Even business lines like servicing and nontraditional products that can offset decline in demand for traditional mortgages will have their challenges, the report noted.
Servicing can bring in revenue after a runup in rates like that seen in 2022, but since periods like this have historically tended to end in recessions that increase defaults and expenses, those who engage in it will still need to run a tight ship.
That said, with some exceptions, lenders with effective servicing operations might fare better in this environment than others.
“If you’re not retaining servicing, you don’t have a business hedge if the origination volume dries up,” said Michael Canale, managing director, at Berkeley Research Group.
There are things pure lenders can do to diversify when rates rise, like add nontraditional loan products, but those strategies have their challenges.
“Non-qualified mortgages, governed by strict regulations, may strain the liquidity of companies forced to buy out underperforming loans at a loss,” the BRG report noted.
Meanwhile, there is a mix of challenge and opportunity in servicing in that it generally hasn’t been fully modernized.
“One thing about servicing, it’s still a pretty manual process,” said Canale.
Technology has improved over the last 10 years or so but it’s not always used, and the current ascendancy of servicing in the wake of the first steep and prolonged runup in rates has brought more attention to it.
The challenge now may be to get servicing technology efficiencies in place before a cyclical turn intensifies cost pressures for this part of the business.
“We worked with a top servicer to automate their bankruptcy check posting process,” he said, citing one example. “They had a team of six people that were handling that process.
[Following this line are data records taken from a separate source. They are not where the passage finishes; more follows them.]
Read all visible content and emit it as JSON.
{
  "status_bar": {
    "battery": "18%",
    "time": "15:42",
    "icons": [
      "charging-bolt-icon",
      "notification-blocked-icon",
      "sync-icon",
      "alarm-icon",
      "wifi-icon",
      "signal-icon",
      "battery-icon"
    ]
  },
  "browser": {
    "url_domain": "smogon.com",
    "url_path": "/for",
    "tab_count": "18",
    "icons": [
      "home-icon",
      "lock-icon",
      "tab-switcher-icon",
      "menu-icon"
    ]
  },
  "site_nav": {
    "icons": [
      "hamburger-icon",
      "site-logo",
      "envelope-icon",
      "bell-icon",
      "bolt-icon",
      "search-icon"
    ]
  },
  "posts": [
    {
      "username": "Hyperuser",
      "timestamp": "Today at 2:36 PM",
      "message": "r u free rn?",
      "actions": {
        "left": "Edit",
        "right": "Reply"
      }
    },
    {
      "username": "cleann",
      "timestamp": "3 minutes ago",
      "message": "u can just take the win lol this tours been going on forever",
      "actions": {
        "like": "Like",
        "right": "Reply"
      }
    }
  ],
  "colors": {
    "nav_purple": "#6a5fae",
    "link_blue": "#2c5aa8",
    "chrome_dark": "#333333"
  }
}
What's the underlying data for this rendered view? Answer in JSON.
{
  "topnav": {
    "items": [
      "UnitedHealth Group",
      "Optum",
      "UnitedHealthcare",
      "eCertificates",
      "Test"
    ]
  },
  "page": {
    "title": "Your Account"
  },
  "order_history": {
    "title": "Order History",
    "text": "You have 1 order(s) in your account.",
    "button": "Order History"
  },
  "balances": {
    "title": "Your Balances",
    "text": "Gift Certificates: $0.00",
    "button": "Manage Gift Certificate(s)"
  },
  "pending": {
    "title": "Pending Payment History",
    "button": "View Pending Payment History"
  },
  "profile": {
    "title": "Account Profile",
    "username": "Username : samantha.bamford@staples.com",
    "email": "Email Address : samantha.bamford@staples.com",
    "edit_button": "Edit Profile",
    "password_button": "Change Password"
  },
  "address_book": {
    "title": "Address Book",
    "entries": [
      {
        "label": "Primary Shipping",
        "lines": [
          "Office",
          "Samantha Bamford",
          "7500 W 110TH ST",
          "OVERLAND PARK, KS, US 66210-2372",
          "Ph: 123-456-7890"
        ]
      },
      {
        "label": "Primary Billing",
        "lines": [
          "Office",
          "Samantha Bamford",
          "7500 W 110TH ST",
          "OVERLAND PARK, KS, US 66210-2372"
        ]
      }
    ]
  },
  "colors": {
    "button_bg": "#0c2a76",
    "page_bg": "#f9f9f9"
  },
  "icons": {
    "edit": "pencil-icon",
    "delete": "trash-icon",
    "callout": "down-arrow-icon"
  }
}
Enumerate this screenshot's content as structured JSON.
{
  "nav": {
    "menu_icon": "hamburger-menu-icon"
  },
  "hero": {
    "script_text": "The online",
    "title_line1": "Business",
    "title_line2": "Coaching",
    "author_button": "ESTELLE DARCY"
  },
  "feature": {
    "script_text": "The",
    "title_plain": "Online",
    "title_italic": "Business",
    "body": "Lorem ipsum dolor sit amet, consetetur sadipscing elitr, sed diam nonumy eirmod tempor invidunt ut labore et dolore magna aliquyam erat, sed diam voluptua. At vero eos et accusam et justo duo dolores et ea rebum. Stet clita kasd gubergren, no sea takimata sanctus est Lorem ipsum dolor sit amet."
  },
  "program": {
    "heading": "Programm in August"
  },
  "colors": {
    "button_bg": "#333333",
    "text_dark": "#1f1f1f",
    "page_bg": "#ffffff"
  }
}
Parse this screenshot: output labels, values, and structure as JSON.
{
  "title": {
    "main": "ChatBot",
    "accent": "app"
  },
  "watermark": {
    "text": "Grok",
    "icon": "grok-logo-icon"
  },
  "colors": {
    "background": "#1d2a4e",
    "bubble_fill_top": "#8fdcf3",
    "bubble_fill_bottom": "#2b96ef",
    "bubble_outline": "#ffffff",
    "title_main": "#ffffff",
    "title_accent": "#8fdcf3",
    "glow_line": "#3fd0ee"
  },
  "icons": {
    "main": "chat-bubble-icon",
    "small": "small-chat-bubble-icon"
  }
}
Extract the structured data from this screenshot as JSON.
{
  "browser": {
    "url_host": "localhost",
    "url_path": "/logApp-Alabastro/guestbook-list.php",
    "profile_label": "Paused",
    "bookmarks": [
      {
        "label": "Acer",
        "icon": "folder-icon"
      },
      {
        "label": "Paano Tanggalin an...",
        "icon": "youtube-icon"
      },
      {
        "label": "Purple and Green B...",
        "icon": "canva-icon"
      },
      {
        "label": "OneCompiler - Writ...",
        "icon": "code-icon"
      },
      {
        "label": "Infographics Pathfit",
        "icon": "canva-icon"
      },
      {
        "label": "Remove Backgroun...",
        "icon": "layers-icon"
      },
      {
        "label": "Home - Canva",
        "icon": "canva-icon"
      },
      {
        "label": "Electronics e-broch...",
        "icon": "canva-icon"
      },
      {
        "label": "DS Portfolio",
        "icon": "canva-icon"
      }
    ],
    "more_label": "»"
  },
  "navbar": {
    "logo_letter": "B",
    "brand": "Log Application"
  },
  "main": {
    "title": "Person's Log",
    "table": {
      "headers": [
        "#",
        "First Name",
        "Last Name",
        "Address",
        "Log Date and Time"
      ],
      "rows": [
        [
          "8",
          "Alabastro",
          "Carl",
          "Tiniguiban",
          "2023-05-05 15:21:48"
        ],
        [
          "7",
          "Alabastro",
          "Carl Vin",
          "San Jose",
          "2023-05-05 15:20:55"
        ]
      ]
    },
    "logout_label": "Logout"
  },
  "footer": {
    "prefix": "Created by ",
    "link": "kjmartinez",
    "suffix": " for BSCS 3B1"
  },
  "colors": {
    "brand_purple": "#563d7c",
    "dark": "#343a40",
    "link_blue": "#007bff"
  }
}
We were able to drop it down to one and a half or two full-time roles.”
Technologies applied to the process of handling and checking the amounts on checks from distressed borrowers in bankruptcy, which get distributed by their trustees, included optical character recognition used for document data extraction.
The company also applied robotic process automation to the process involved in ensuring amounts on the checks, which get determined in the bankruptcy process, were accurate.
When asked about whether artificial intelligence has become a game changer in servicing, Canale said, “I don’t think we’ve seen the truly ‘going to revolutionize’ stuff that everyone is starting to get excited about.
But, “with all the news about ChatGPT and other tools that have been released, I do think that the artificial intelligence tools that are out there are starting to get pretty interesting,” he said.
“I don’t think we’ve seen the truly ‘going to revolutionize’ stuff that everyone is starting to get excited about yet,” he added.